As a young man he worked as a mechanic and in 1946 became Secretary of the Union of Metalworkers. He joined the Communist Party in 1947, and his rise through the hierarchy was rapid. In 1956 he became a member of the Central Committee, and in 1972, Secretary General of the Party.
In 1972, with the Socialist leader François Mitterrand and Robert Fabre, Marchais worked out a common political program between the leftist parties in France to combine their electoral strength. Elected to the National Assembly in March 1973, he was continually reelected thereafter. He and his party supported Mitterrand as the unsuccessful candidate of the unified left in the presidential elections of 1974.
After the breakup of the Communist-Socialist alliance in 1977,Marchais abandoned his previous moderate Marxist stance and adopted a more pro-Soviet, hard-line policy.
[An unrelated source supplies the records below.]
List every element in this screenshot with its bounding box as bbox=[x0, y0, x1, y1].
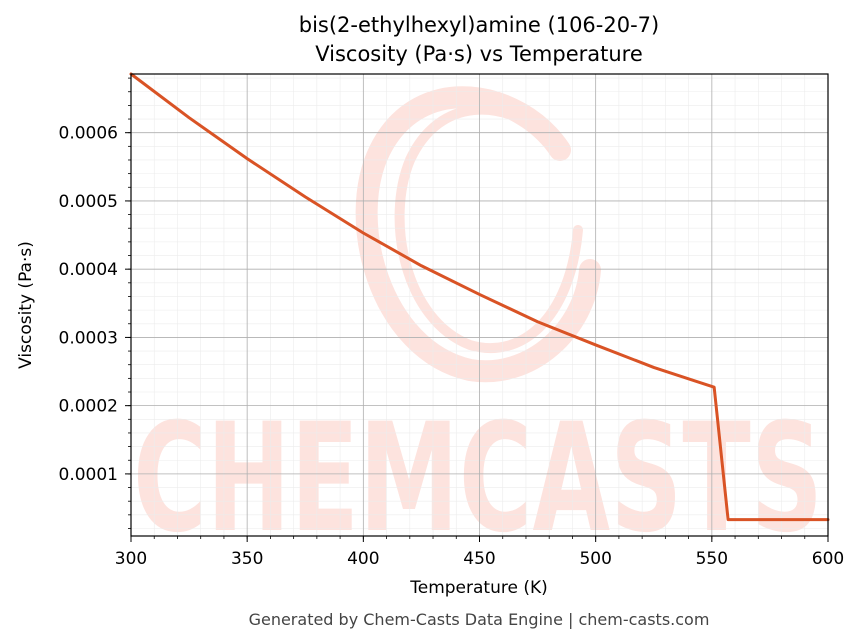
y-tick-label: 0.0006 bbox=[59, 124, 118, 144]
x-tick-label: 500 bbox=[579, 549, 611, 569]
x-tick-label: 300 bbox=[115, 549, 147, 569]
watermark: CHEMCASTS bbox=[133, 86, 823, 566]
chart-title: bis(2-ethylhexyl)amine (106-20-7) bbox=[299, 13, 659, 37]
x-tick-label: 450 bbox=[463, 549, 495, 569]
x-axis-label: Temperature (K) bbox=[409, 578, 548, 598]
x-tick-label: 600 bbox=[812, 549, 844, 569]
y-tick-label: 0.0005 bbox=[59, 192, 118, 212]
x-axis: 300 350 400 450 500 550 600 bbox=[115, 536, 844, 569]
y-tick-label: 0.0001 bbox=[59, 465, 118, 485]
y-axis: 0.0001 0.0002 0.0003 0.0004 0.0005 0.0006 bbox=[59, 77, 131, 529]
y-tick-label: 0.0002 bbox=[59, 397, 118, 417]
series-line bbox=[129, 72, 830, 522]
y-tick-label: 0.0004 bbox=[59, 260, 118, 280]
y-axis-label: Viscosity (Pa·s) bbox=[16, 241, 36, 369]
watermark-text: CHEMCASTS bbox=[133, 392, 823, 566]
x-tick-label: 400 bbox=[347, 549, 379, 569]
watermark-logo-swirl bbox=[355, 86, 601, 383]
series-layer bbox=[129, 72, 830, 522]
y-tick-label: 0.0003 bbox=[59, 328, 118, 348]
x-tick-label: 550 bbox=[696, 549, 728, 569]
footer-credit: Generated by Chem-Casts Data Engine | ch… bbox=[249, 610, 710, 629]
chart-subtitle: Viscosity (Pa·s) vs Temperature bbox=[315, 42, 643, 66]
x-tick-label: 350 bbox=[231, 549, 263, 569]
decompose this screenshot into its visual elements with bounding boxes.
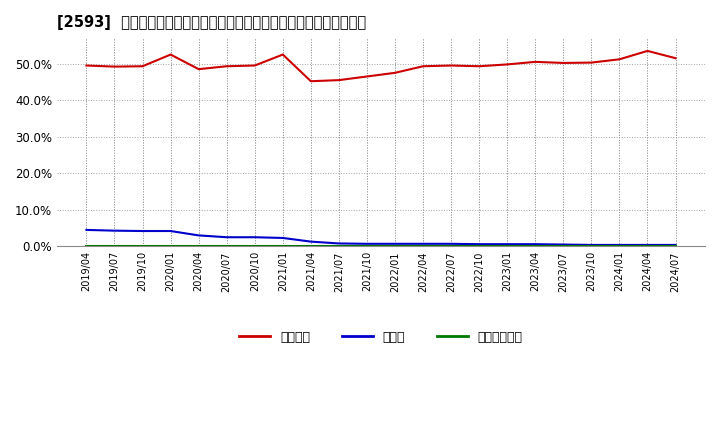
繰延税金資産: [475, 244, 484, 249]
自己資本: [335, 77, 343, 83]
自己資本: [587, 60, 595, 65]
のれん: [559, 242, 567, 247]
のれん: [587, 242, 595, 248]
のれん: [391, 241, 400, 246]
繰延税金資産: [503, 244, 511, 249]
繰延税金資産: [110, 244, 119, 249]
Line: 自己資本: 自己資本: [86, 51, 675, 81]
自己資本: [251, 63, 259, 68]
繰延税金資産: [82, 244, 91, 249]
自己資本: [447, 63, 456, 68]
のれん: [138, 228, 147, 234]
繰延税金資産: [194, 244, 203, 249]
自己資本: [475, 64, 484, 69]
自己資本: [82, 63, 91, 68]
のれん: [531, 242, 539, 247]
自己資本: [531, 59, 539, 65]
自己資本: [110, 64, 119, 69]
繰延税金資産: [391, 244, 400, 249]
自己資本: [222, 64, 231, 69]
のれん: [307, 239, 315, 244]
自己資本: [671, 55, 680, 61]
繰延税金資産: [531, 244, 539, 249]
自己資本: [279, 52, 287, 57]
のれん: [419, 241, 428, 246]
繰延税金資産: [587, 244, 595, 249]
のれん: [335, 241, 343, 246]
繰延税金資産: [166, 244, 175, 249]
のれん: [110, 228, 119, 233]
自己資本: [138, 64, 147, 69]
繰延税金資産: [643, 244, 652, 249]
のれん: [671, 242, 680, 248]
Line: のれん: のれん: [86, 230, 675, 245]
繰延税金資産: [307, 244, 315, 249]
のれん: [363, 241, 372, 246]
のれん: [503, 242, 511, 247]
自己資本: [419, 64, 428, 69]
自己資本: [643, 48, 652, 54]
のれん: [222, 235, 231, 240]
自己資本: [166, 52, 175, 57]
繰延税金資産: [559, 244, 567, 249]
繰延税金資産: [335, 244, 343, 249]
のれん: [279, 235, 287, 241]
繰延税金資産: [419, 244, 428, 249]
自己資本: [194, 66, 203, 72]
繰延税金資産: [363, 244, 372, 249]
自己資本: [307, 79, 315, 84]
のれん: [643, 242, 652, 248]
のれん: [166, 228, 175, 234]
Legend: 自己資本, のれん, 繰延税金資産: 自己資本, のれん, 繰延税金資産: [234, 326, 528, 348]
のれん: [82, 227, 91, 233]
Text: [2593]  自己資本、のれん、繰延税金資産の総資産に対する比率の推移: [2593] 自己資本、のれん、繰延税金資産の総資産に対する比率の推移: [57, 15, 366, 30]
のれん: [475, 242, 484, 247]
自己資本: [559, 60, 567, 66]
繰延税金資産: [279, 244, 287, 249]
のれん: [251, 235, 259, 240]
繰延税金資産: [447, 244, 456, 249]
繰延税金資産: [251, 244, 259, 249]
繰延税金資産: [671, 244, 680, 249]
繰延税金資産: [222, 244, 231, 249]
自己資本: [391, 70, 400, 76]
自己資本: [363, 74, 372, 79]
のれん: [194, 233, 203, 238]
のれん: [447, 241, 456, 246]
自己資本: [503, 62, 511, 67]
のれん: [615, 242, 624, 248]
繰延税金資産: [615, 244, 624, 249]
繰延税金資産: [138, 244, 147, 249]
自己資本: [615, 57, 624, 62]
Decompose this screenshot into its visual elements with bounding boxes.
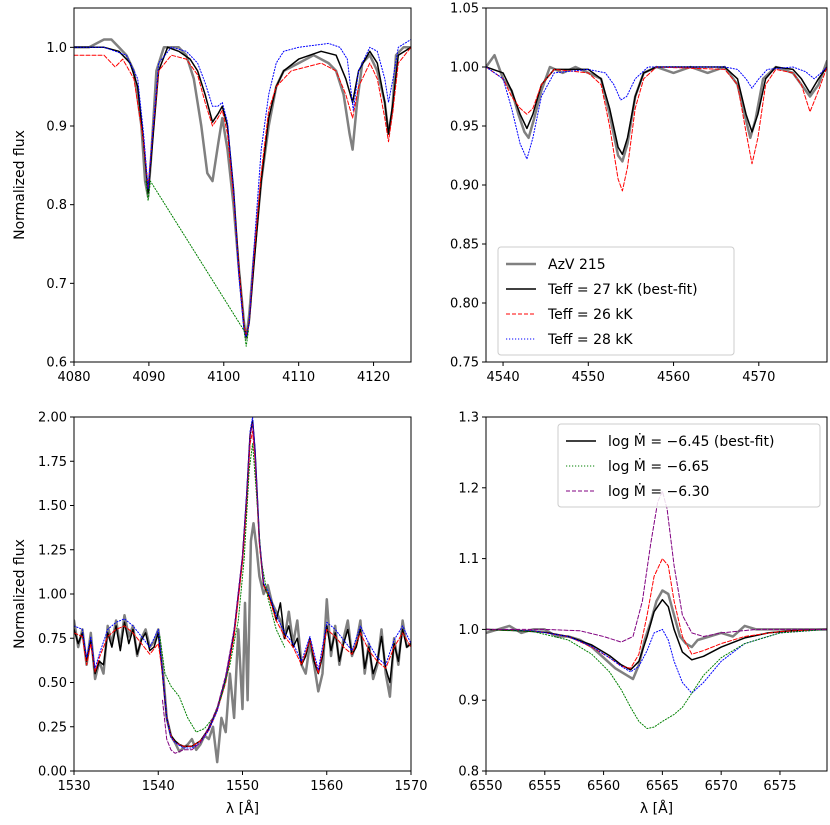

But his attempt to restore the Communists to their former dominance of the left by adopting an orthodox and dogmatic Communist stance alienated many sympathizers and drove them to the Socialist camp. In the first round of the presidential election in April 1981, he ran against Mitterrand but dropped out after the first round, having polled only 15.3 percent of the vote, the worst showing for a Communist presidential candidate since 1935. In subsequent years support for the Communist Party declined further; in parliamentary elections held in 1986 and 1993 the party received less than 10 percent of the vote.
Throughout his career Marchais's wartime record was a subject of controversy. Opponents charged that during World War II he volunteered to work in an aircraft factory in Germany; Marchais claimed that he had been deported into forced labour.
He had a marriage and divorce; three children. He had a second marriage on 18 February 1977; one son. Died of pulmonary edema on 16 November 1997.